Texas Health Resources Inc. announced it has bought 40 acres in northern Tarrant County (TX) with plans to build a full-service hospital. The company will break ground on the hospital in the fall, with hopes of opening it in late 2011. The hospital will include an emergency room, outpatient and surgical services, physician offices and acute care inpatient beds to serve North Fort Worth, Saginaw, and Keller, the Dallas Morning News reports.
UConn's John Dempsey Hospital, which faced discipline from Connecticut regulators twice in 2008, has been removed from probation ahead of schedule. The Farmington, CT, hospital was placed on a two-year probation in November 2008 after regulators uncovered a number of problems, including one case in which a patient died. The probation terms called for the state Department of Public Health to review the hospital after a year and rescind the probation if the hospital "maintained substantial compliance with federal and state laws and regulations." Health department spokesman William Gerrish told the Hartford Courant the hospital met that condition, leading the department to end the probation.

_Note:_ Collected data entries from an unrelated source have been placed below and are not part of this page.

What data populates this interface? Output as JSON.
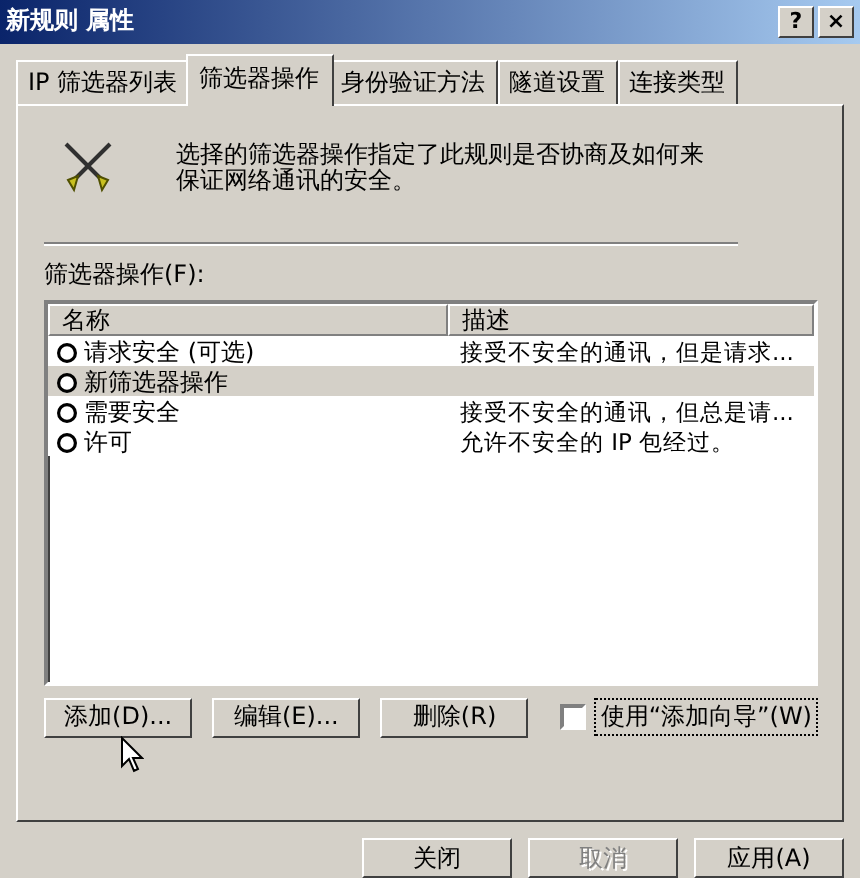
{
  "window": {
    "title": "新规则 属性"
  },
  "title_buttons": [
    "?",
    "×"
  ],
  "tabs": [
    {
      "label": "IP 筛选器列表",
      "selected": false
    },
    {
      "label": "筛选器操作",
      "selected": true
    },
    {
      "label": "身份验证方法",
      "selected": false
    },
    {
      "label": "隧道设置",
      "selected": false
    },
    {
      "label": "连接类型",
      "selected": false
    }
  ],
  "intro": "选择的筛选器操作指定了此规则是否协商及如何来保证网络通讯的安全。",
  "list_label": "筛选器操作(F):",
  "table": {
    "columns": [
      "名称",
      "描述"
    ],
    "rows": [
      {
        "name": "请求安全 (可选)",
        "description": "接受不安全的通讯，但是请求...",
        "selected": false
      },
      {
        "name": "新筛选器操作",
        "description": "",
        "selected": true
      },
      {
        "name": "需要安全",
        "description": "接受不安全的通讯，但总是请...",
        "selected": false
      },
      {
        "name": "许可",
        "description": "允许不安全的 IP 包经过。",
        "selected": false
      }
    ]
  },
  "actions": [
    "添加(D)...",
    "编辑(E)...",
    "删除(R)"
  ],
  "wizard": {
    "label": "使用“添加向导”(W)",
    "checked": false
  },
  "footer_buttons": [
    {
      "label": "关闭",
      "disabled": false
    },
    {
      "label": "取消",
      "disabled": true
    },
    {
      "label": "应用(A)",
      "disabled": false
    }
  ]
}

Some married couples would pay thousands of dollars more for the same health insurance coverage as unmarried people living together under the health insurance overhaul plan pending in Congress, the Wall Street Journal reports. The disparity comes about in part because subsidies for purchasing health insurance under the plan from congressional Democrats are pegged to federal poverty guidelines. That has the effect of limiting subsidies for married couples with a combined income, compared to if the individuals are single, the Journal reports.
The White House supports an effort to tweak the health bill so it makes insurance more affordable for the lowest earners, but the change would drive up the cost of the overhaul, the Wall Street Journal reports. The White House is using the more moderate health bill passed by the Senate on Christmas Eve as the basis for a final bill, while adapting some provisions from the more liberal version the House passed Nov. 7, the Journal reports.
A doctor who had been repeatedly penalized by the Arkansas Medical Board was charged in federal court with planting a bomb that critically injured the board chairman as he left his home for a meeting of the panel last February. The indictment accused Randeep Singh Mann, MD, of employing "a weapon of mass destruction" in the attack on Trent P. Pierce, MD, a family practitioner, as Pierce approached his car in the driveway of his West Memphis, AK, home. Before the attack, the board had twice disciplined Mann for overprescribing drugs. In 2006 it stripped him of authority to prescribe drugs, effectively ending his practice.
Democratic leaders in Congress began a final round of healthcare talks, and pledged to overcome their remaining differences with the aim of sending a bill to President Obama before his State of the Union address in late January or early February, the Washington Post reports. The policy gaps to overcome include: The House's version of the bill would create a federally funded insurance option, while the Senate's would not; and the House would create a national insurance exchange, while the Senate would take a state-by-state approach to such a marketplace.